CEOs Who Lost Their Jobs Talk About What Went Wrong

Fortune’s new article “Lessons of the fall” is interesting and entertaining for two reasons. First, it humanizes brings a human face to the usually remote CEO, in this case the exes at Motorola, Starbucks, and Jet Blue. But more important if you’re a wage slave who can admit to a little schadenfreude, it describes how each man was fired from his job. Former Starbucks CEO Jim Donald, who’s in his fifties, says the hardest thing was letting his mother know:

First phone call was to my mom. Probably the toughest day I’ve ever faced, ever. Ever, ever, ever! Because moms have a way of putting their sons up on pedestals. I said, “Mom, how are you?” And she goes, “Great. Why are you calling me at ten in the morning?” I just said, “Hey, I just want to tell you, I’m not with Starbucks anymore, but everything is fine.”
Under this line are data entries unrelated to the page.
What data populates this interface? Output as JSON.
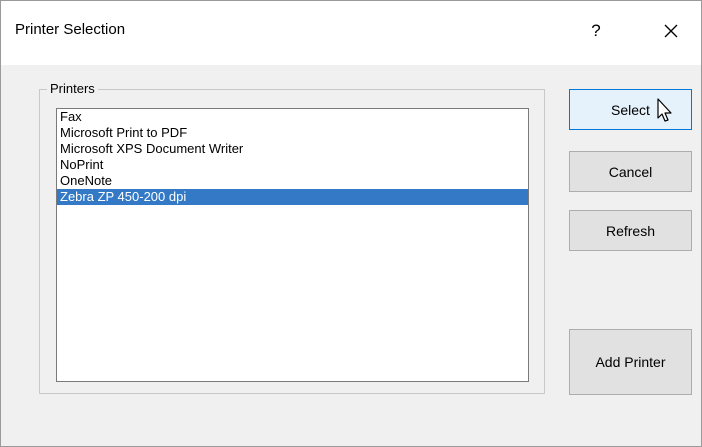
{
  "window": {
    "title": "Printer Selection",
    "help_glyph": "?",
    "close_icon": "close-icon"
  },
  "printers_group": {
    "label": "Printers",
    "items": [
      {
        "label": "Fax",
        "selected": false
      },
      {
        "label": "Microsoft Print to PDF",
        "selected": false
      },
      {
        "label": "Microsoft XPS Document Writer",
        "selected": false
      },
      {
        "label": "NoPrint",
        "selected": false
      },
      {
        "label": "OneNote",
        "selected": false
      },
      {
        "label": "Zebra  ZP 450-200 dpi",
        "selected": true
      }
    ]
  },
  "buttons": {
    "select": "Select",
    "cancel": "Cancel",
    "refresh": "Refresh",
    "add_printer": "Add Printer"
  },
  "colors": {
    "selection_bg": "#3379c5",
    "default_button_border": "#0078d7",
    "dialog_bg": "#f0f0f0"
  }
}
The three men also talk about the big blunders that happened on their respective watches—Donald says he should have expanded Starbucks internationally faster to offset the plunging U.S. economy, while JetBlue’s David Neeleman says it was the infamous, icy Valentine’s Day 2007 when passengers sat trapped on tarmacs as thousands of JetBlue flights were canceled.

I think on the PR side, we did it right. I’ve always learned, if you make a mistake, you admit to it. You explain what happened. And then you explain how it’s never going to happen again and what you’re doing to make sure it doesn’t. It’s a very simple formula, I think. But really there were two events: the stranding of people on airplanes, which was absolutely inexcusable. Then there was the lingering on—how it took us three, four days to get all our flights back in the air. We learned our lessons from that.

[Later] a couple of board members came to my office and said, basically, “We want you to step down as CEO and be the chairman and be responsible for strategy.” I was flabbergasted. I couldn’t believe it. Just the fact that I was flabbergasted – either I’m the biggest idiot on the planet or maybe the process could have been better.